I stare at the bloodstained floor through my anger and slowly force a nod.

 

She’s careful to avoid brushing up against me on her way to the door. “Oh, and before you dress for bed, wash the filth off yourself.”

 

As soon as she’s gone, I walk over to stand beside the blood. A servant being beaten is nothing I’m unaccustomed to, but Breck . . . The smell of the soap stings my nose along with my own sweat. It turns my gut. This was because of me?

 

My hands ball into fists even as my legs grow shaky and my vision narrows in anger, disgust. I slide to the stained floor before my knees give way. It’s always because of me.

 

Colin. The little boy’s village. The wolf. And now, Breck.

 

Five. Ten. Fifteen minutes I sit as the fury inside builds, inflicting pictures of the latest life I’ve destroyed—even if only a wolf. And of the lives I’m on the brink of destroying.

 

That I’m being conditioned to destroy.

 

I hate this, hate all of it.

 

The sky outside begins rumbling the same way my fingers are quaking, and suddenly that twisted thing inside me is aching, churning. I tug one of the knives Eogan made from its sheath and look around for my mugplant jar even as Eogan’s gaze drifts through my head.

 

I shake it off. How dare he invade my private space. Especially when part of this is his fault.

 

I press the blade against my skin to add a mark, a branch just beneath the bluebird. But that face, his gaze, won’t stop. And for whatever reason, I can’t shut it out. It comes again, lingering a moment before slipping a path all the way through me. And then abruptly there’s Adora’s face smirking down at Breck.

 

I stop.

 

Adora. I raise my shaking chin and glare at the bloodstain on the floor. I clench my jaw. From somewhere the determination emerges that, whether because of me or not, this insanity of Adora’s has to stop.
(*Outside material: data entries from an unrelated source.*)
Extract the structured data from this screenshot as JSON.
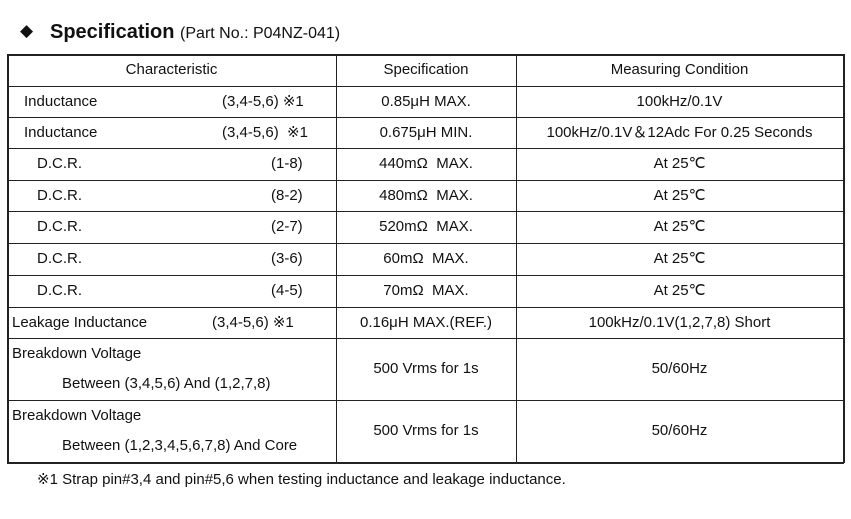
{
  "heading": {
    "title": "Specification",
    "part_no": "(Part No.: P04NZ-041)"
  },
  "table": {
    "header": [
      "Characteristic",
      "Specification",
      "Measuring Condition"
    ],
    "rows": [
      {
        "name": "Inductance",
        "pins": "(3,4-5,6) ※1",
        "spec": "0.85μH MAX.",
        "condition": "100kHz/0.1V"
      },
      {
        "name": "Inductance",
        "pins": "(3,4-5,6)  ※1",
        "spec": "0.675μH MIN.",
        "condition": "100kHz/0.1V＆12Adc For 0.25 Seconds"
      },
      {
        "name": "D.C.R.",
        "pins": "(1-8)",
        "spec": "440mΩ  MAX.",
        "condition": "At 25℃"
      },
      {
        "name": "D.C.R.",
        "pins": "(8-2)",
        "spec": "480mΩ  MAX.",
        "condition": "At 25℃"
      },
      {
        "name": "D.C.R.",
        "pins": "(2-7)",
        "spec": "520mΩ  MAX.",
        "condition": "At 25℃"
      },
      {
        "name": "D.C.R.",
        "pins": "(3-6)",
        "spec": "60mΩ  MAX.",
        "condition": "At 25℃"
      },
      {
        "name": "D.C.R.",
        "pins": "(4-5)",
        "spec": "70mΩ  MAX.",
        "condition": "At 25℃"
      },
      {
        "name": "Leakage Inductance",
        "pins": "(3,4-5,6) ※1",
        "spec": "0.16μH MAX.(REF.)",
        "condition": "100kHz/0.1V(1,2,7,8) Short"
      },
      {
        "name": "Breakdown Voltage",
        "pins": "Between (3,4,5,6) And (1,2,7,8)",
        "spec": "500 Vrms for 1s",
        "condition": "50/60Hz"
      },
      {
        "name": "Breakdown Voltage",
        "pins": "Between (1,2,3,4,5,6,7,8) And Core",
        "spec": "500 Vrms for 1s",
        "condition": "50/60Hz"
      }
    ]
  },
  "footnote": "※1 Strap pin#3,4 and pin#5,6 when testing inductance and leakage inductance."
}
And no mark of guilt is going to do that.

 

I lower the knife even as everything in me screams to continue—needs to continue.

 

But I won’t.

 

I don’t.

 

My hands are shuddering as I resheath my knife, just before I hurtle a roar of thunder to shake the entire house.

 

 

 

 

 

CHAPTER 22

 

SO AM I TO HAVE THE PLEASURE OF DEALING with your attitude all day?” Eogan watches me dismount from my mare. “Or are you just ignoring me to make a point?”

 

His tone is overly polite. Same as it’s been ever since we left the High Court’s lengthy shadow this morning to travel east toward a lake I’d never heard of. Two hours of riding with a wall of tension between us, and there’s still nothing I care to say.

 

“It’s more convenient for both of us, don’t you think?” I mutter, struggling to release Haven from her bridle.

 

I pat her rear before turning to follow Eogan up a trail covered in traipsy trees leaching honey into the air. Above us, the cerulean sky hovers like an ocean, and I wonder if he’s taking me to look at more warboats. Or wolves.

 

“You mind at least informing me of why you’re ignoring me?”

 

My fingers flit to my mouth even as I glare at the back of his head and try not to notice how nicely his broad shoulders taper down to his waist. Or how stupidly gorgeous the rest of him is. I drop my hand and press up the path. “You had no right to do what you did on that mountain.”

 

“Are we talking about the wolves or the kiss?”